What is Man That Thou Art Mindful of Him?

It becomes easy to consider death as God's judgment and to condemn Him on those grounds as a false lover. But is it not overwhelming that the God of such might would release so much to a creature? That He should allow us to take His gifts of existence, of His very image, and despise them, put them to naught again, undo the very work of His hand? Of course, it would be a sad (if poignant) story if God's ungrudging charity should be, at the end, mere Liebestod. And such a God would seem to outwit His very nature -- His very Love -- by loving His creation.

It is a surprise that we should live, being essentially nothing. It is a surprise that we should die, since God is all-powerful but chose to gieve us both life and the choice to remain in it, in Him, or to turn away. Still more surprising and miraculous is that we should taste death and live again. We by our actions overturned the order of God's creation; the death and dissolution which God did not create in this universe are now, somehow, "natural". And yet, God by His gracious actions in this very world of passing away, has provided for restoration. God has again declared creation good. He has taken for Himself the death we chose instead of Him purely to woo us back to Life.

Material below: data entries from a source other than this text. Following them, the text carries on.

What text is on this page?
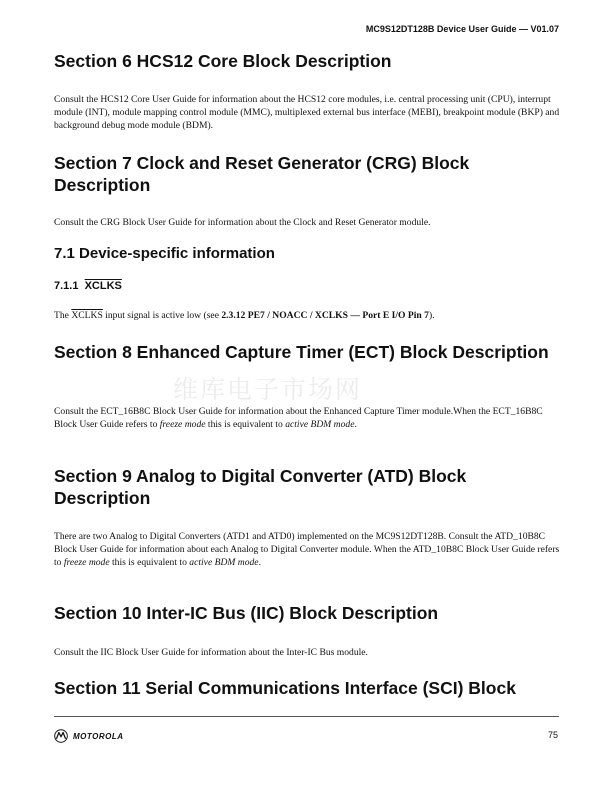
MC9S12DT128B Device User Guide — V01.07
Section 6 HCS12 Core Block Description

Consult the HCS12 Core User Guide for information about the HCS12 core modules, i.e. central processing unit (CPU), interrupt module (INT), module mapping control module (MMC), multiplexed external bus interface (MEBI), breakpoint module (BKP) and background debug mode module (BDM).

Section 7 Clock and Reset Generator (CRG) Block Description

Consult the CRG Block User Guide for information about the Clock and Reset Generator module.

7.1 Device-specific information
7.1.1 XCLKS

The XCLKS input signal is active low (see 2.3.12 PE7 / NOACC / XCLKS — Port E I/O Pin 7).

Section 8 Enhanced Capture Timer (ECT) Block Description
维库电子市场网

Consult the ECT_16B8C Block User Guide for information about the Enhanced Capture Timer module.When the ECT_16B8C Block User Guide refers to freeze mode this is equivalent to active BDM mode.

Section 9 Analog to Digital Converter (ATD) Block Description

There are two Analog to Digital Converters (ATD1 and ATD0) implemented on the MC9S12DT128B. Consult the ATD_10B8C Block User Guide for information about each Analog to Digital Converter module. When the ATD_10B8C Block User Guide refers to freeze mode this is equivalent to active BDM mode.

Section 10 Inter-IC Bus (IIC) Block Description

Consult the IIC Block User Guide for information about the Inter-IC Bus module.

Section 11 Serial Communications Interface (SCI) Block
MOTOROLA	75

And we, who have no inherent right to life, can boast and vaunt over death as over a vanquished enemy.

Yes; it is right that we grieve. We are to love these others, as flimsy as ourselves. We declare with God that the work of His hand is good, that it is (in some mysterious equation) worth the incarnation and passion and death of the God who is Life. Not to grieve the loss would be to gainsay God's valuation of this world He created. We are pained by the loss of what we love and we are called to love the world. And death must be denounced; for we do not wish to say that God delights in the destruction of the ones whom He has cherished in His mind and brought to birth by Word and Spirit. But neither should we rage against death as if it has not been conquered. Neither should we join in the deaths of those we love by thinking that the loss of them is the loss of our Life. This death, this rip in the faultless fabric of creation, is temporary. And it is the consequence of our contempt for Life and the true Source of Life. So death is indeed our ineluctable inheritance. But the miracle is that Life is also ours to inherit, if we are not so enamored of this little life so hemmed round with death that we neglect Life and rather fawn upon the death we wish to flee.

And so, I am disconsolate, for there is little I feel which needs to be consoled away. My heart has been broken many times and knit back together. And more people will die or leave and my heart shall break and mend again. More than anything in these times of loss, I want to think on what is true, what cannot be lost, the deep and beautiful ways of God that even death and the grave cannot thwart or overcome. Certainly, it is painful and bad, but so much in this life is painful and bad -- this is certainly no worse than the rest of it; the painful bad parts just move closer to us or farther away. So, I will learn to be comforting to others; but to anyone wishing to comfort me, I can say only this: Do not make a sugar-coated confection of death lest I fail to give glory to the One who has overcome death. But do not make loss or death seem the ultimate, terrible, final undoing lest I forget that death has been overcome and begin to think this life more precious than that Life which I must hold to and hope for.